Die Anlage bietet dem Gastronomen zwei entscheidende Vorteile: Sie garantiert jederzeit Übersicht über den Warenein- und -Ausgang, und sie verlangt weniger Personal. Schon deswegen, weil der Schankkellner mit der einen Hand zum Beispiel ein Bier und gleichzeitig mit der anderen Hand ein zweites Getränk zapfen kann. Immer in der genau gewünschten und längst zuvor programmierten Menge. Da die Getränke stets gleich portioniert sind, gehören Schankverluste der Vergangenheit an. Gastronomen kennen den Spruch: „Je größer der Stress, desto voller die Gläser“. Das war einmal. Die Anlagen kennen nun mal keinen Stress – und sie vergessen auch keine Bestellung.

Bernd Hauser ist von Haus aus Sanitär-Installateur und hat mehr als 30 Jahre Erfahrung in der Gastronomie von der Großküche bis zum Tagesrestaurant.
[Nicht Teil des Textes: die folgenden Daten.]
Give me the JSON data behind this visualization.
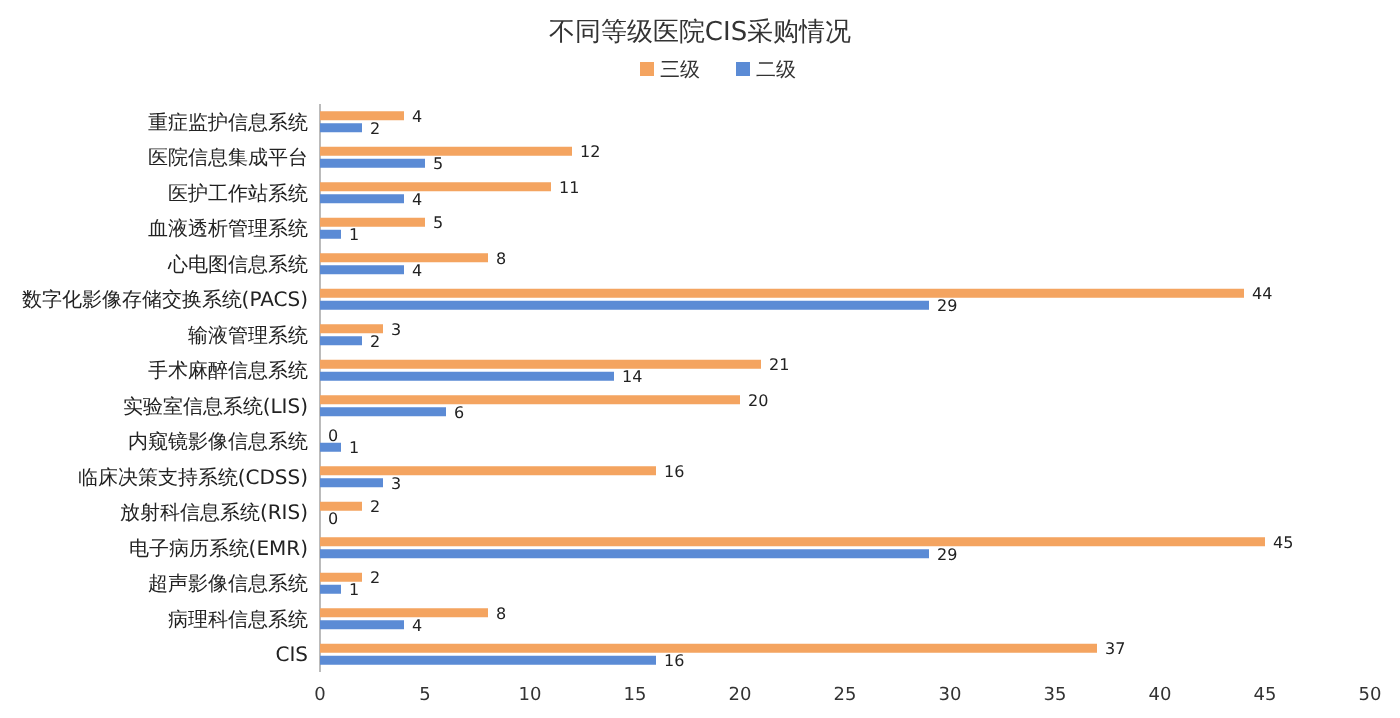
{
  "chart_data": {
    "type": "bar",
    "orientation": "horizontal",
    "title": "不同等级医院CIS采购情况",
    "categories": [
      "重症监护信息系统",
      "医院信息集成平台",
      "医护工作站系统",
      "血液透析管理系统",
      "心电图信息系统",
      "数字化影像存储交换系统(PACS)",
      "输液管理系统",
      "手术麻醉信息系统",
      "实验室信息系统(LIS)",
      "内窥镜影像信息系统",
      "临床决策支持系统(CDSS)",
      "放射科信息系统(RIS)",
      "电子病历系统(EMR)",
      "超声影像信息系统",
      "病理科信息系统",
      "CIS"
    ],
    "series": [
      {
        "name": "三级",
        "color": "#f4a460",
        "values": [
          4,
          12,
          11,
          5,
          8,
          44,
          3,
          21,
          20,
          0,
          16,
          2,
          45,
          2,
          8,
          37
        ]
      },
      {
        "name": "二级",
        "color": "#5b8bd5",
        "values": [
          2,
          5,
          4,
          1,
          4,
          29,
          2,
          14,
          6,
          1,
          3,
          0,
          29,
          1,
          4,
          16
        ]
      }
    ],
    "xlim": [
      0,
      50
    ],
    "xticks": [
      0,
      5,
      10,
      15,
      20,
      25,
      30,
      35,
      40,
      45,
      50
    ],
    "legend": "top",
    "grid": false,
    "data_labels": true
  }
}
Vor einem guten halben Jahr hat er die „Tannen-Stub“ erworben. Die erste Computer-Schankanlage hat er vor über 20 Jahren im eigenen Betrieb selbst eingebaut. Dort hatte den Bedarf dafür erkannt, aber keine rechte Lösung gefunden. Mit der Zeit entstand eine kleine Firma, die Hauser-Schankanlagen. Seitdem hat Hauser für viele Kollegen Anlagen konzipiert. Erst kürzlich für die neue Hütte auf der Hornisgrinde. Eine Erneuerung der Computer-Schankanlage für den Tübinger Neckarmüller, die immerhin einen Biergarten mit 700 Sitzplätzen versorgen soll, wird vorbereitet. Hauser bedient sich dabei der Einzelteile verschiedener Hersteller von Markenprodukten, die er zu einem Ganzen zusammenstellt, jeweils zugeschnitten auf den Bedarf. „Dabei muss man aufpassen, dass man nicht über das Ziel hinausschießt, um effizient zu bleiben“, meint Hauser. Fachliche Beratung sei alles. Er selbst steht immer wieder mal sonntags hinter einem Schanktisch und testet in der Praxis.
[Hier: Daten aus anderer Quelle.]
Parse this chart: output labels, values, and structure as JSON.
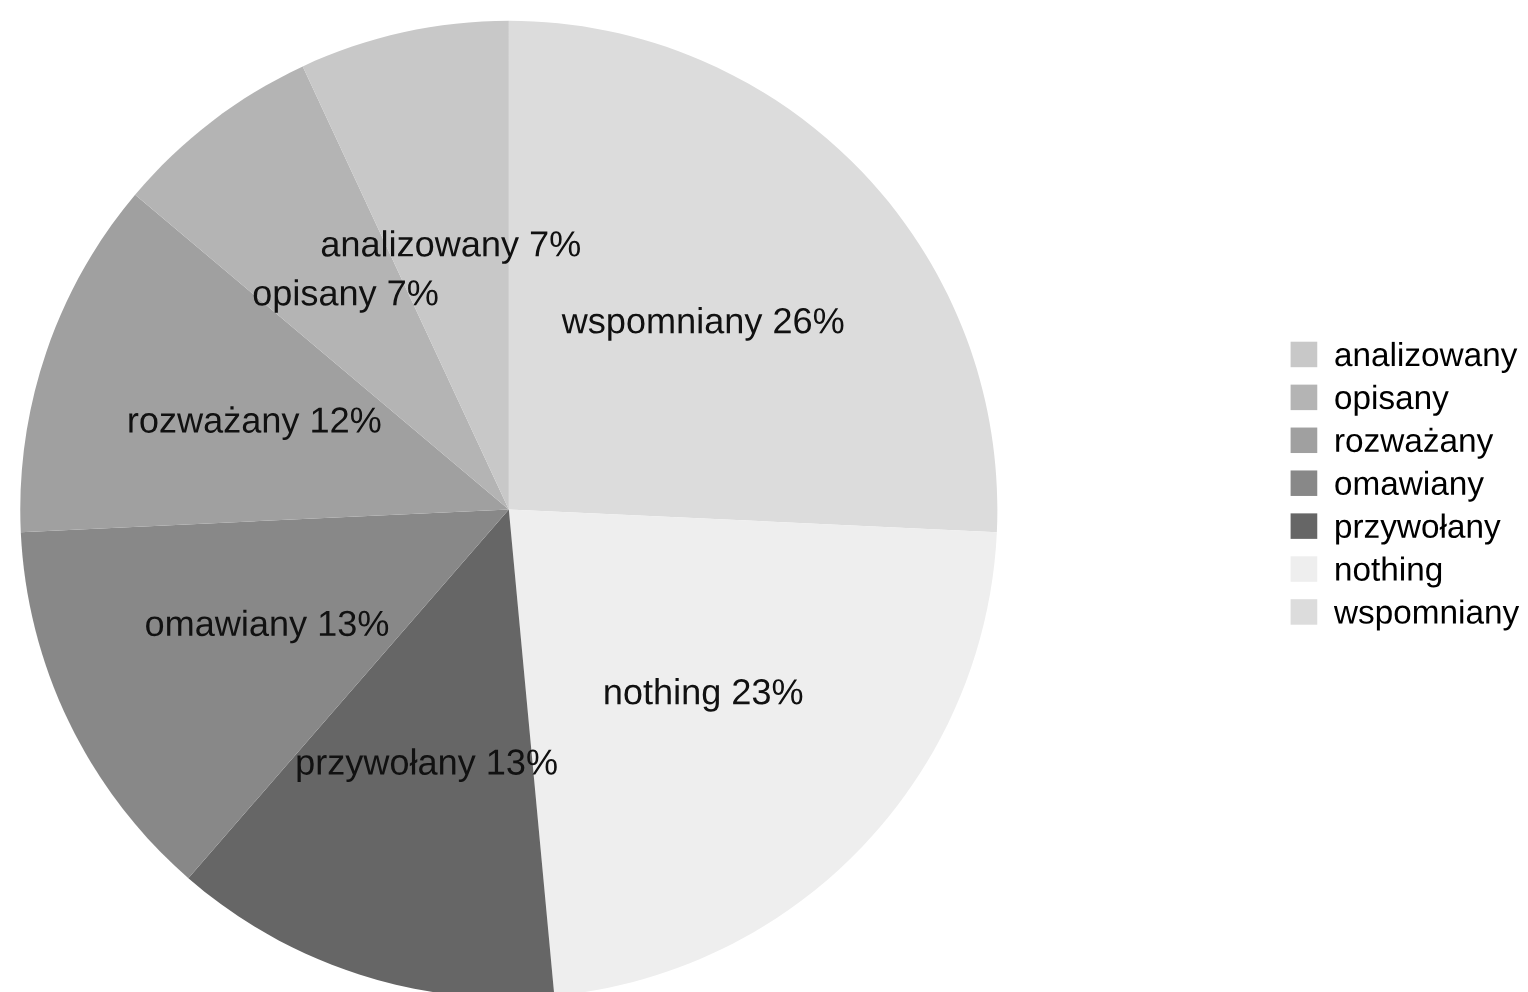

Eine computergesteuerte Schankanlage ist ein Alleskönner, der alles vom Espresso bis zur Soda-Rakete, von Bier und Wein bis zu den verschiedenen Limonadengetränken und den Spirituosen verwaltet und ausschenkt. Die alkoholfreien Limonaden werden als Sirup in Containern geliefert und von der Anlage mit Wasser gemischt. Ein Keller zur Kühlung ist nicht zwingend notwendig. Die Getränke durchlaufen eine Kühlmaschine, die das Cola ebenso richtig temperiert wie den Rotwein. Das Bedienen der Anlage mit bis zu 35 Tasten pro Produkt ist kein Hexenwerk. Auch angelernte Kräfte können nach wenigen Stunden Einführung schnell und zuverlässig damit arbeiten versichert Hauser. Das sei wichtig, „denn bei gutem Wetter ist es nicht schwer, Gäste zu bekommen, sondern es gilt, sie ordentlich zu versorgen“.

Hightech unter Tannen

Die Computerschänke in der „Tannen-Stub“ mag ja etwas überdimensioniert sein, räumt Bernd Hauser ein. Doch er nutzt sie gern als Vorzeigeobjekt für Kollegen aus der Gastronomie, die immer häufiger den Weg nach Loßburg finden. Was muss man bei ihm wohl für ein Getränk bestellen, das der Computer nicht ausgeben kann? Hauser lächelt: „Eine Flasche Champagner“.